In 1929, he started studying cells of Hebe-Veronica and later suggested changes to their classification. After his visit to the John Innes Horticultural Institution in 1935, his research shifted to Fritillaria.

Some of his best work focused on inverted duplication in wheat, and he also spent years studying base-sterile mutants of speltoid wheats.

Lewis Namier persuaded Otto to emigrate to Palestine to help establish a plant and animal breeding programme there and to act as a bridge between the Zionist Organization and the Empire Marketing Board under the direction of John Boyd Orr. There, Otto began his cytological career by counting the chromosomes of the Jaffa orange. He did not like Palestine and moved to England.

While in New Zealand, Frankel helped advance wheat breeding by developing varieties with better baking quality. The wheat varieties included Cross 7, Taiaroa, Tainui, Fife-Tuscan, WRI-Yielder, and Hilgendorf. Cross 7 especially improved the wheat plants' ability to stand up and helped make farming with machines easier.

He was elected a Fellow of the Royal Society in 1953.

==Conservation of biodiversity==
Beginning in 1964, Frankel worked as a member of the International Biological Program (IBP) focusing on the issue of genetic resources. ('Genetic resources' is a term coined by Frankel and Erna Bennett after a nearly all night brainstorming session to find a neutral term at the 2nd International Conference (1967) on Crop Plant Exploration and Conservation, FAO, Rome). In this role, he chaired a joint committee of experts the UN Food and Agriculture Organization organised several international conferences, and worked to raise awareness of the issue of biodiversity loss among scientists, the international community, and the public.

== Legacy ==
Otto Frankel is regarded as a pioneer of conservation genetics and the conservation of plant genetic resources. Building on his earlier research, he played a central role in raising global awareness of genetic erosion during the 1960s and 1970s through his work with the IBP and the FAO. At the 1967 FAO/IBP conference on crop plant exploration and conservation, Frankel and Erna Bennet introduced the terms "genetic resources" and "genetic erosion," which became central concepts in the field and keep influencing international conservation policy.

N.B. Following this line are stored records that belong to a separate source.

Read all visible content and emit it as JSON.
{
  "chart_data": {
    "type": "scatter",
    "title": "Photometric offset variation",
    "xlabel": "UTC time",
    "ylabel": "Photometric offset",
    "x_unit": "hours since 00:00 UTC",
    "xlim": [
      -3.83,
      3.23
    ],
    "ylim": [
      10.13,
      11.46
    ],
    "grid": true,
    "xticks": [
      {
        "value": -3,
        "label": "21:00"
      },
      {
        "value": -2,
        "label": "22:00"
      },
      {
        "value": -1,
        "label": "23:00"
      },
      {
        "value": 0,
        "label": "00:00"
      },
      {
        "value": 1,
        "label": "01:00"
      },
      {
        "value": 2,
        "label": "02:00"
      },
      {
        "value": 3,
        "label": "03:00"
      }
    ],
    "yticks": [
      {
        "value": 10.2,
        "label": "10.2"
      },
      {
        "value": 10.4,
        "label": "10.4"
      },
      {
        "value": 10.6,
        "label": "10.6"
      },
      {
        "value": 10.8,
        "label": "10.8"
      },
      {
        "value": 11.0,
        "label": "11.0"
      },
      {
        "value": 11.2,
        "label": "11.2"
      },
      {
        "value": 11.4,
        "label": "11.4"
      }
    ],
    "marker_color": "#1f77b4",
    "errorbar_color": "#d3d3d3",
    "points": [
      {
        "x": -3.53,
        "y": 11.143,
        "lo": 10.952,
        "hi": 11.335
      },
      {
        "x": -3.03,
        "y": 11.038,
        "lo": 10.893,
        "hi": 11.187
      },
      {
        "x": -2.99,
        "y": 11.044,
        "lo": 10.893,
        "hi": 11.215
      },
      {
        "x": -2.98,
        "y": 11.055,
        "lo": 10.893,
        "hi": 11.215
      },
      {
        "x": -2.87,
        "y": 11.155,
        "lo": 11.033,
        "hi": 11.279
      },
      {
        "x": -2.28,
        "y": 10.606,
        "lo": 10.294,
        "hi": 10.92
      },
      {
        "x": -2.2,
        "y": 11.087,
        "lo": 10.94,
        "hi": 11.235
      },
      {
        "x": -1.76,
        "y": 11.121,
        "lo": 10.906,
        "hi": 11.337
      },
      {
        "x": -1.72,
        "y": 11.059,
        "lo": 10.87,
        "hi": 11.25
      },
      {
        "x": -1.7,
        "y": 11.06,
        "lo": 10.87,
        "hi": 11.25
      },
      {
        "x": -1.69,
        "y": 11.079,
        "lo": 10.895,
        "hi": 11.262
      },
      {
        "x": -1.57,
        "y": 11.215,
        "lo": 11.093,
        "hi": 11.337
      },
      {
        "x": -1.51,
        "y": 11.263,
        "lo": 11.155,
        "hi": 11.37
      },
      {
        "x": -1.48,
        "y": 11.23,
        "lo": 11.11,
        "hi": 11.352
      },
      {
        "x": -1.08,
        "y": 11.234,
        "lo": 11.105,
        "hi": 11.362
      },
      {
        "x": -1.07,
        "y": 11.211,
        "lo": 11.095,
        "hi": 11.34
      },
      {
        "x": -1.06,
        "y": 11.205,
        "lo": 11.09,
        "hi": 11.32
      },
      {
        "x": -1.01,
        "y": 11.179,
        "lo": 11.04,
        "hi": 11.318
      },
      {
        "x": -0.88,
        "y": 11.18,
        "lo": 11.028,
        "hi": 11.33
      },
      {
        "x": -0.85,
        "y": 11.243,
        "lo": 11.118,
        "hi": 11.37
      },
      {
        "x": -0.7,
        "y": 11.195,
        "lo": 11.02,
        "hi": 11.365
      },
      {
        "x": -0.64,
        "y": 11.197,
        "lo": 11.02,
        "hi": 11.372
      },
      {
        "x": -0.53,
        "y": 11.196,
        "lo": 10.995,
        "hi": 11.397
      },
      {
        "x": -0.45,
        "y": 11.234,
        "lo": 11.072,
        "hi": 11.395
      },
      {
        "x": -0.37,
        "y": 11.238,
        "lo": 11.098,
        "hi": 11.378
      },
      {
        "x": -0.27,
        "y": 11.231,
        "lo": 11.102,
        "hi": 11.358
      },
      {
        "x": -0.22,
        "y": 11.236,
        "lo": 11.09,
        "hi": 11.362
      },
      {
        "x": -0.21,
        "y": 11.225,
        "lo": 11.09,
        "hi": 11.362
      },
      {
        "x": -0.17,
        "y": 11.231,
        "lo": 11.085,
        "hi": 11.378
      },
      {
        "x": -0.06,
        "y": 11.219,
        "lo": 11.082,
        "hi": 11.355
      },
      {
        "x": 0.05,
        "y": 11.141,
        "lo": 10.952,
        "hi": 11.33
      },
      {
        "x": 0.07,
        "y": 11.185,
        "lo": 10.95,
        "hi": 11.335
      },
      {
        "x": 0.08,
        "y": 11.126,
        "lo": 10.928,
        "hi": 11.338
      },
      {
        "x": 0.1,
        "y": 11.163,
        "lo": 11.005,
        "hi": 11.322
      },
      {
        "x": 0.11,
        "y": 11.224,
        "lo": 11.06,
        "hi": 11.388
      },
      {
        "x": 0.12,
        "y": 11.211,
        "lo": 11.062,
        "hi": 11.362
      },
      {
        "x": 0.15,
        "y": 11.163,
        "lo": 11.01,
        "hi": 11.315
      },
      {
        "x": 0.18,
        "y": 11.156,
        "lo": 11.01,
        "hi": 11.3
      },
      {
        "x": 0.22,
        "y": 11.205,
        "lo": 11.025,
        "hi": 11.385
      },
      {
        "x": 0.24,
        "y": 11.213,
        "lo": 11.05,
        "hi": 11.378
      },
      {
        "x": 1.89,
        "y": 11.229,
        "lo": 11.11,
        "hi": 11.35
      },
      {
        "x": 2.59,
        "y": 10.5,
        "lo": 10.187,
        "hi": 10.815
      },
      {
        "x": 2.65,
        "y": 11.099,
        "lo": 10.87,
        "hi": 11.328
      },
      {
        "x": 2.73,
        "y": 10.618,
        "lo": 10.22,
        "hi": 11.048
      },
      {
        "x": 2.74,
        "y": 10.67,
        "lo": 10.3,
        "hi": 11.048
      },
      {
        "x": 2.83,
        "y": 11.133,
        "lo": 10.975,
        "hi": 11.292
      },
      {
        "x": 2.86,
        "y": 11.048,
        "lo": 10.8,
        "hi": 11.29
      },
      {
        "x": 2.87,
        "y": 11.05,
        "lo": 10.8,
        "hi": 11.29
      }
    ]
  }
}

Frankel was also instrumental in bringing genetic conservation into global policy discussions. At the 1972 United Nations Conference on the Human Environment in Stockholm, his recommendations on the conservation of genetic resources were adopted, promoting the recognition of biodiversity loss as an international scientific and political issue.

Frankel's publications helped establish conservation genetics as a field. his 1972 paper, "Genetic conservation: our evolutionary responsibility," is seen as a landmark for explaining the ethical need to protect genetic diversity. His 1981 book, Conservation and Evolution, co-written with Michael E. Soulé, stood out for connecting genetic resource conservation to broader discussions of biodiversity and evolution.

Frankel's influence persisted well beyond retirement. The International Board for Plant Genetic Resources established the Vavilov-Frankel Fellowship Program in recognition of his contributions, and he remained active in resesarch and policy discussions into his nineties. His later works, including The Conservation of Plant Biodiversity (1995), co-authored with Anthony H. D. Brown and Jeremy J. Burdon, continued to shape scientific approaches to biodiversity conservation.